I feel like throwing money at making fences fall apart is putting a bandaid on a bigger issue.[/QUOTE]
Yes! At the end of the day, the fact is that XC is now a question of accuracy akin to a show jumping round, but with solid fences, over a long distance.
Imagine having to do show jumping for a mile or two, or three.
That is what xc has become, but the fences are SOLID. No matter how much we have safety studies, and new vests, and frangible pins, there is still this.
I am not saying the “good old days” were better with things like large concrete pipes, but shouldn’t the sport evolve to get better?
It seems we’ve replaced the old fashioned unsafe jumps and the need for endurance with this theme park, complicated show jumping course.
And, yes, there will be people who like it, and lots of horses who jump around fine, but there will still be tragedies.
So what is the long game, make the sport safer? Have we? Statistically, maybe, because there are more people out there competing.

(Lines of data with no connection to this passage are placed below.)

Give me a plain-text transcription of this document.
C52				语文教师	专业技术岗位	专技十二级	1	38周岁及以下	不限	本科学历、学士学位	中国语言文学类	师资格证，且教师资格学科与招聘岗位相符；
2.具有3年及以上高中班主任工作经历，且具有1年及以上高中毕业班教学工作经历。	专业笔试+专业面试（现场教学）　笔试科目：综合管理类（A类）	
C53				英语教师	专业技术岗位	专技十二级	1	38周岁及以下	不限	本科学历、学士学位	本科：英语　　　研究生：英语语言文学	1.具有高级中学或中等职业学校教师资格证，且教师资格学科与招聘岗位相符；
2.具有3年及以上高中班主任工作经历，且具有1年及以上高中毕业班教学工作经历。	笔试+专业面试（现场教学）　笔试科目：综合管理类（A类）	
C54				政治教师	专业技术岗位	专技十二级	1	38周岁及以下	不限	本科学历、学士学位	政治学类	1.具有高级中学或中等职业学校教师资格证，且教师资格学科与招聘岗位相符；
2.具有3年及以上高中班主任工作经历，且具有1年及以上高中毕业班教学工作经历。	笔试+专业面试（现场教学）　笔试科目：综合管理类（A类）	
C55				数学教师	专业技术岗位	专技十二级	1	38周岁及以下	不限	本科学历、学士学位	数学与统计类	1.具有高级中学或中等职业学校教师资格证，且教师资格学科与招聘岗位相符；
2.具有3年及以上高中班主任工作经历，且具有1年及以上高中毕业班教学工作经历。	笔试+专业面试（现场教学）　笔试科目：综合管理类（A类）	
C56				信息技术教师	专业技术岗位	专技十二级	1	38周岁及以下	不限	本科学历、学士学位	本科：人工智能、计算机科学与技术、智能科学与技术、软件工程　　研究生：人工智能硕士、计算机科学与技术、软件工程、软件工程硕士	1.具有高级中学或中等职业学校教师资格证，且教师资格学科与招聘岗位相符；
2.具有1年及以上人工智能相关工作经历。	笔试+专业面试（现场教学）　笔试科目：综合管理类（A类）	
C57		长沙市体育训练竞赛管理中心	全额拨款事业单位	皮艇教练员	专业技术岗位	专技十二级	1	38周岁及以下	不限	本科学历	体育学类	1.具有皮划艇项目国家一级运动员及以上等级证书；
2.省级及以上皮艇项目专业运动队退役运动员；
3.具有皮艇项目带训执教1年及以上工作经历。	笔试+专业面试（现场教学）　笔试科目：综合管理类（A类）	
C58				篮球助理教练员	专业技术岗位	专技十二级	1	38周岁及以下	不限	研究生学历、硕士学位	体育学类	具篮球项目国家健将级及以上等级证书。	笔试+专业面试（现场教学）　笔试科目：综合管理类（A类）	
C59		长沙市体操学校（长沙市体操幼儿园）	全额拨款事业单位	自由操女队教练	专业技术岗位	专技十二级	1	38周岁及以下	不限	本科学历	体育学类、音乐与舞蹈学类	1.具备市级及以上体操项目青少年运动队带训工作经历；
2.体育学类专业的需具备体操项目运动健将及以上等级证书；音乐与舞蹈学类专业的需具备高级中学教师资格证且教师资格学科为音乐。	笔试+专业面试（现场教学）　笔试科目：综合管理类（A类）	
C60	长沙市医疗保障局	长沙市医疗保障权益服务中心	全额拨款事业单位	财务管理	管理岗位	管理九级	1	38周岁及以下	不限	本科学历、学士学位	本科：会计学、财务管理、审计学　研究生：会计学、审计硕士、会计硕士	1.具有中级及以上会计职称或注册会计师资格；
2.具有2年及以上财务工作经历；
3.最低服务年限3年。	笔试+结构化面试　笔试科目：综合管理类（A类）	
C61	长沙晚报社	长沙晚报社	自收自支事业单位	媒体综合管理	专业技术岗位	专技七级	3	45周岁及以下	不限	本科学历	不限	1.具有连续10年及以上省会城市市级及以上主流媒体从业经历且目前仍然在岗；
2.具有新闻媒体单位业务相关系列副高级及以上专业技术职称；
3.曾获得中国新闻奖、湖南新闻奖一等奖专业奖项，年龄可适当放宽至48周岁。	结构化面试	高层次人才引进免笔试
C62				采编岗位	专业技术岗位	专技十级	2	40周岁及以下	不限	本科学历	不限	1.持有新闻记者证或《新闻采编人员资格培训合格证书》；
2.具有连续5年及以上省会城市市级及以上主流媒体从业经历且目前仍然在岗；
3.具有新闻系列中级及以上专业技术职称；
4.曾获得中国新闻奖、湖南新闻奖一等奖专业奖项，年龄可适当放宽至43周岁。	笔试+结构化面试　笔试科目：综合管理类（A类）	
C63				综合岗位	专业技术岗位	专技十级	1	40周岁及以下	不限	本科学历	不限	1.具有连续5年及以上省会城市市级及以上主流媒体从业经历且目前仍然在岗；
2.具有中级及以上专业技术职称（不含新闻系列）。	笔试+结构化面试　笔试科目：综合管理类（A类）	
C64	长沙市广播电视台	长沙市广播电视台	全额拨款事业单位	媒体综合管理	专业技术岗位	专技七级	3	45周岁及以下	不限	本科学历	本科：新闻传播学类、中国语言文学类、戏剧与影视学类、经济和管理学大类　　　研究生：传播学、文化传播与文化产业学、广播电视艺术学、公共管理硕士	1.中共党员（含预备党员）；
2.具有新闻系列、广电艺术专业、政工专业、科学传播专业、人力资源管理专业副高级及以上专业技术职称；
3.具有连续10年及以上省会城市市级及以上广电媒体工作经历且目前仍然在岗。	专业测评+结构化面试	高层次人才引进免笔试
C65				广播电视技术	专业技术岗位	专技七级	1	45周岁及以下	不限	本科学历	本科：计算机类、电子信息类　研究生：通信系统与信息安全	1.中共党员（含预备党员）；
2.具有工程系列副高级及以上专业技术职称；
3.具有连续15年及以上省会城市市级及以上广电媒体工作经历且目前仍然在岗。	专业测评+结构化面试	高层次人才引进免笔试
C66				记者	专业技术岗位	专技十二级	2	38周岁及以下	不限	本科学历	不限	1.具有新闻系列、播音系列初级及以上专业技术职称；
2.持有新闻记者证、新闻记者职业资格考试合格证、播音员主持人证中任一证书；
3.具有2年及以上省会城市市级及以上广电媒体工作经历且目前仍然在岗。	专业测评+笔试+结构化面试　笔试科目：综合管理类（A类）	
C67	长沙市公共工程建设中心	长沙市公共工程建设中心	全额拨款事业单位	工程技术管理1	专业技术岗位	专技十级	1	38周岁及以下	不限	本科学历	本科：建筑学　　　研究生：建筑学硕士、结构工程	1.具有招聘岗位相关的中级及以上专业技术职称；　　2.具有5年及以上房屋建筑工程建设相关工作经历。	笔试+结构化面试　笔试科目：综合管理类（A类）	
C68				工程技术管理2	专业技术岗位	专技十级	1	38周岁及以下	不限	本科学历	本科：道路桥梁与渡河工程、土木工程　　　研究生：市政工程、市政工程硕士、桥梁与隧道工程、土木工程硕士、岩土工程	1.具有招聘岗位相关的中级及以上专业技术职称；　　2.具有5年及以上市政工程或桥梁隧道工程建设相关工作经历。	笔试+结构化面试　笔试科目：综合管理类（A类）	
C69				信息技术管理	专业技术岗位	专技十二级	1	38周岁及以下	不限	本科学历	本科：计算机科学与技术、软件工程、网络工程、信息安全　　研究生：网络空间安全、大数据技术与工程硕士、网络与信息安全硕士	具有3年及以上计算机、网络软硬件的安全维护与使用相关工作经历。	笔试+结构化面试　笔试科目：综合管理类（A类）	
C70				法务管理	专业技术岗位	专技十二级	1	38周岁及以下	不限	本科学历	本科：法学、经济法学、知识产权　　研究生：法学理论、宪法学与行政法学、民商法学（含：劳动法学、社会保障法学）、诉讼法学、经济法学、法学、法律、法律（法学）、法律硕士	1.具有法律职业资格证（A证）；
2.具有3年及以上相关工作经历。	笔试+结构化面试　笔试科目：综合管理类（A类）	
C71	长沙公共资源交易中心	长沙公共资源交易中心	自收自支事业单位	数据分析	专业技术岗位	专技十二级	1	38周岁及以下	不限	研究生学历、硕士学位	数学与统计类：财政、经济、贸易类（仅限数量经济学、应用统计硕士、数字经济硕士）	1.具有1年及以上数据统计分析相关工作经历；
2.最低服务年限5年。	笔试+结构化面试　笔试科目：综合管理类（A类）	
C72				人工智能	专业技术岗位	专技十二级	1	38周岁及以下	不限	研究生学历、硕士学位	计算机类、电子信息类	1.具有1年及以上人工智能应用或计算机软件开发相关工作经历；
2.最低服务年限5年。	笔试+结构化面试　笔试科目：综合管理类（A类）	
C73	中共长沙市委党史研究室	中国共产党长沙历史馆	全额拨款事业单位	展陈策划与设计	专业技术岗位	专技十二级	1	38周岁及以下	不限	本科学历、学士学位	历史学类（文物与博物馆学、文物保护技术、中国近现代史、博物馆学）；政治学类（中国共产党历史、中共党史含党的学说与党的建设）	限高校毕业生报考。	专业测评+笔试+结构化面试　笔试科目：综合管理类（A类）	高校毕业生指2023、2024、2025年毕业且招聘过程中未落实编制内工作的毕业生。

But what is the benefit, truly, to making an xc course with 5 or more combinations, and accuracy questions, and related distances, an unrelenting technicality?
Is there a reason for making the courses this way?
Watch some Grand Prix jump competitions. They aren’t now asking the horses to jump entire GP courses that are 6 feet. They aren’t now asking horses to jump 30 fences in a tighter space, just to make it harder.
Why has xc devolved to this weird, technical nonsense?
It’s not like there were 6 way ties at the upper levels that the CD’s needed to make the courses full of skinnies, and techincal questions to weed that out.
I know I’ve never ridden above P, but I’ve groomed for a long format 3*, walked lots of courses, studied and been obsessed with the sport since early 70’s.
What we have now is different than it was, but not better.
And the culture, not just the pros, or FEI, or whoever, is what continues to allow it and dare I say, drive it.
No one, or at least not enough people want to stand up and say enough! Lest they be perceived at rocking the boat, or not being brave enough.
I think one of the very foundations of the mindset of our sport “kick on”, is working against us, to a degree.